İlk fark ettiğimde küçücük bir karaltı gibi duran silüete gittikçe daha fazla yaklaşıyorum. Batan güneşin ardından loşlaşıyor her şey, ve ada daha bir karanlıklaşıyor ben yaklaştıkça. İçimde beklemediğim bir heyecan. Sana dair bu güne kadar sormadığım bir sürü soru kuşatıyor aklımı. Kiminle karşılaşacağıma ait sorular tam bir bilinmeze dönüyor artık bende. Ne sen sormuştun ne ben söylemiştim kim olduğumu ve bende sana sormamıştım. O zamanlar gerek duymadığımız bu sorular şimdi başımı döndürüyor. Keşke sorsaydım diye düşünüyorum. Ama bir beklenti içerisinde olmamanın dayanılmaz hafifliği sarmalıyor beni yeniden. Kimse kim diyorum usulca, aksi yada çekilmezdir en fazla, en fazla olacağı geriye dönmek olur ki bu düşünceyi hiç sevmedim adanın muhteşem görünüşü karşımda oluşurken.
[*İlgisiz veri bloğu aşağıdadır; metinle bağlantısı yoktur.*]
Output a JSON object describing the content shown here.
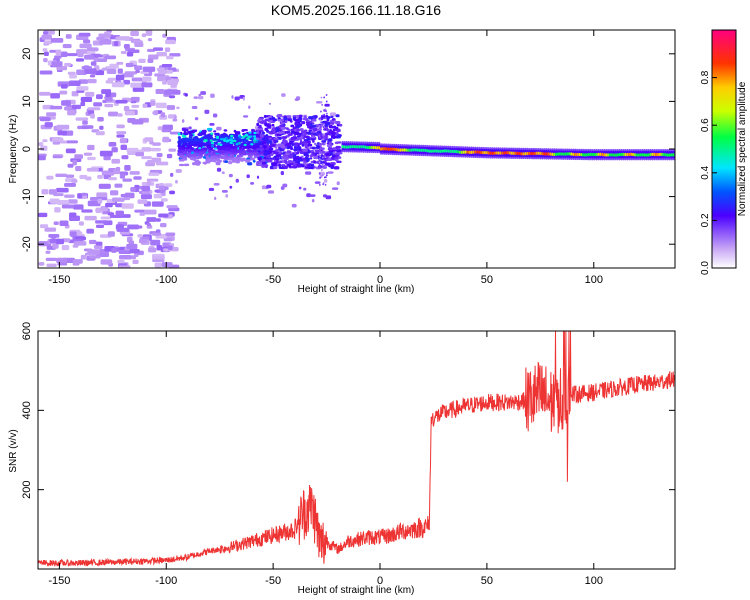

Botun ucunu belirginleşen ışığa doğru yöneltiyorum.

Fotoğraf: http://tfavretto.deviantart.com/art/Island-Cabin-51632266

Etiketler:

“Yolculuk -1-”

  1. Anonymous Adsız Says:

    bir yaşamdan bir adaya kaçış, bi sırt dönüş ve yeni bir karşılama belkide..merakla okuyacağım devamını şimdi..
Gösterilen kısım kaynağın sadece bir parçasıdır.